- [Migranci] trafią do Polski, czy to ze wschodu, czy z innego kierunku, i w Polsce pozostaną. Efektem może być wzrost migrantów w Polsce, mimo że Polska nie ponosi winy za te przepływy migrantów - powiedział podczas briefingu prasowej Marcin Przydacz, były wiceminister spraw zagranicznych. Niemcy od 16 września wprowadzą kontrole na wszystkich swoich granicach.
Decyzja o przywróceniu od 16 września tymczasowych kontroli na wszystkich granicach lądowych Niemiec, ogłoszona w poniedziałek przez szefową MSW Nancy Faeser, pojawia się kilka miesięcy po przyjęciu tzw. paktu migracyjnego. Decyzja spotyka się z mocną krytyką w całej Europie. Frakcja Europejskich Konserwatystów i Reformatorów chce w tej sprawie debaty w Parlamencie Europejskim.
- Ta sytuacja pokazuje, jak wygląda w praktyce kryzys związany z ochroną granic, kryzys polityki europejskiej prowadzonej od 2015 r., że Niemcy i Rada Europejska otworzyły granice na nielegalnych migrantów. Zapraszani dotychczas przez Niemcy, nagle będą poddani będą kontroli granicznej i jeśli nie wjadą do Niemiec, to pozostaną w innych krajach, w tym w Polsce
- ocenił dzisiaj podczas briefingu prasowego w Sejmie Paweł Szefernaker, poseł PiS, były wiceminister spraw wewnętrznych.
Dodał, że rząd PiS nie godził się na wpuszczanie nielegalnych migrantów i pakt migracyjny.
- Niemcy, likwidując de facto strefę Schengen, przyznają się do błędu i osoby, które nielegalnie pojawią się na granicy, zostaną w kraju, z którego dotarły. Ta sytuacja, która będzie od 16 września, pokazuje, że mieliśmy rację, a z problemem pozostaną sąsiedzi Niemiec. Apelujemy, by polskie MSW wydało komunikat, co z osobami, które nie zostaną wpuszczone do Niemiec, jaka będzie ich sytuacja prawna - powiedział Szefernaker.
Marcin Przydacz, były wiceszef dyplomacji, wskazał, że "na naszych oczach pryska mit, że UE jest przestrzenią bez granic".

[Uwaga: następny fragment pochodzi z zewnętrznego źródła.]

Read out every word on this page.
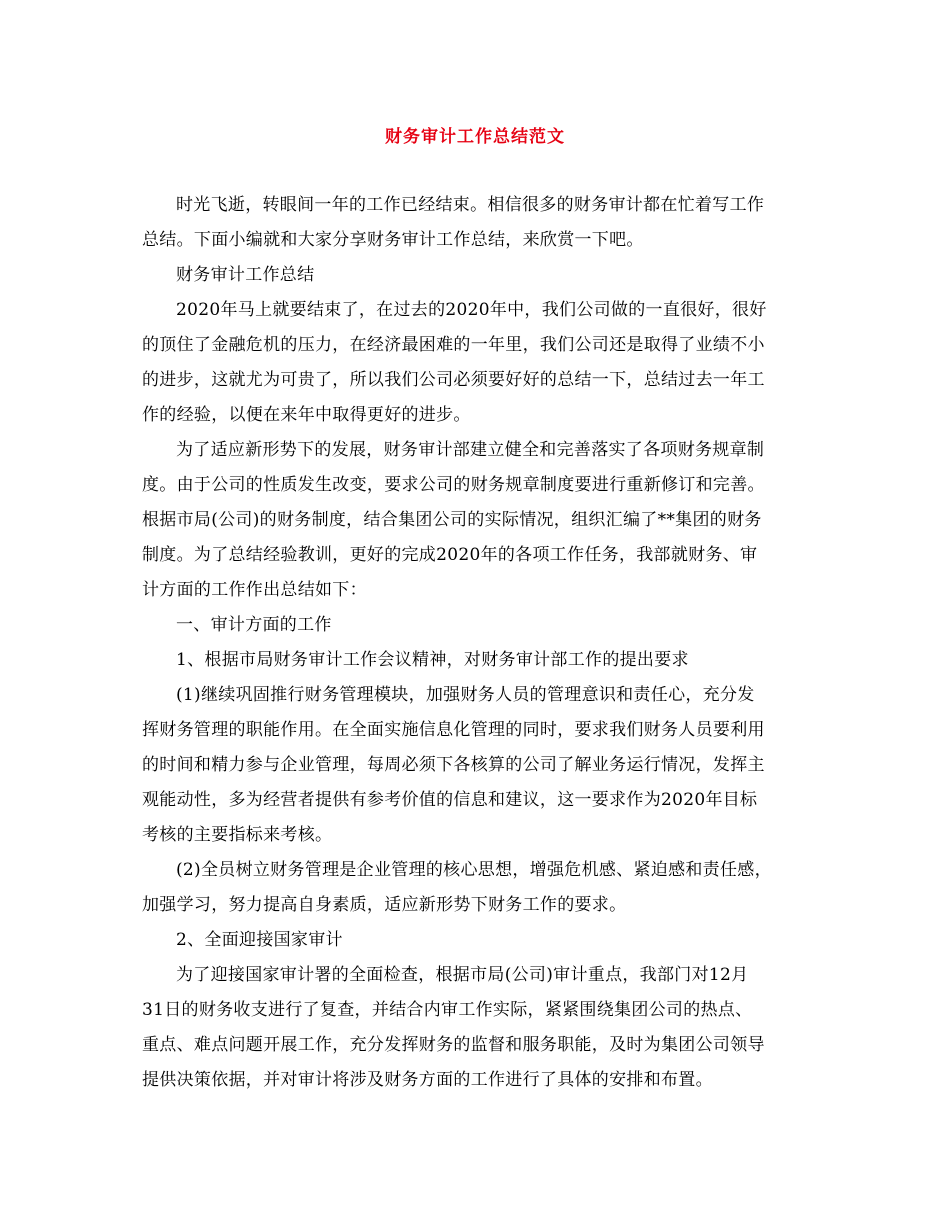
财务审计工作总结范文
时光飞逝，转眼间一年的工作已经结束。相信很多的财务审计都在忙着写工作
总结。下面小编就和大家分享财务审计工作总结，来欣赏一下吧。
财务审计工作总结
2020年马上就要结束了，在过去的2020年中，我们公司做的一直很好，很好
的顶住了金融危机的压力，在经济最困难的一年里，我们公司还是取得了业绩不小
的进步，这就尤为可贵了，所以我们公司必须要好好的总结一下，总结过去一年工
作的经验，以便在来年中取得更好的进步。
为了适应新形势下的发展，财务审计部建立健全和完善落实了各项财务规章制
度。由于公司的性质发生改变，要求公司的财务规章制度要进行重新修订和完善。
根据市局(公司)的财务制度，结合集团公司的实际情况，组织汇编了**集团的财务
制度。为了总结经验教训，更好的完成2020年的各项工作任务，我部就财务、审
计方面的工作作出总结如下：
一、审计方面的工作
1、根据市局财务审计工作会议精神，对财务审计部工作的提出要求
(1)继续巩固推行财务管理模块，加强财务人员的管理意识和责任心，充分发
挥财务管理的职能作用。在全面实施信息化管理的同时，要求我们财务人员要利用
的时间和精力参与企业管理，每周必须下各核算的公司了解业务运行情况，发挥主
观能动性，多为经营者提供有参考价值的信息和建议，这一要求作为2020年目标
考核的主要指标来考核。
(2)全员树立财务管理是企业管理的核心思想，增强危机感、紧迫感和责任感，
加强学习，努力提高自身素质，适应新形势下财务工作的要求。
2、全面迎接国家审计
为了迎接国家审计署的全面检查，根据市局(公司)审计重点，我部门对12月
31日的财务收支进行了复查，并结合内审工作实际，紧紧围绕集团公司的热点、
重点、难点问题开展工作，充分发挥财务的监督和服务职能，及时为集团公司领导
提供决策依据，并对审计将涉及财务方面的工作进行了具体的安排和布置。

- To marzenie, które mieli Polacy w 2004 r., o swobodnym przepływie osób, możliwości poruszania się, stanie pod znakiem zapytania. To efekt błędów polityków UE i Niemiec. Zapraszanie wszystkich migrantów spowodowało wielkie problemy. Gdy na ulicach miast bezpieczeństwo spada, Niemcy zamykają granice, zostawiając z problemami sąsiadów
- ocenił.
Zauważył, że nie wygasną z dnia na dzień szlaki migracyjne, nad którymi często łapę trzyma Rosja.
- [Migranci] trafią do Polski, czy to ze wschodu, czy z innego kierunku, i w Polsce pozostaną. Efektem może być wzrost migrantów w Polsce, mimo że Polska nie ponosi winy za te przepływy migrantów - dodał Marcin Przydacz.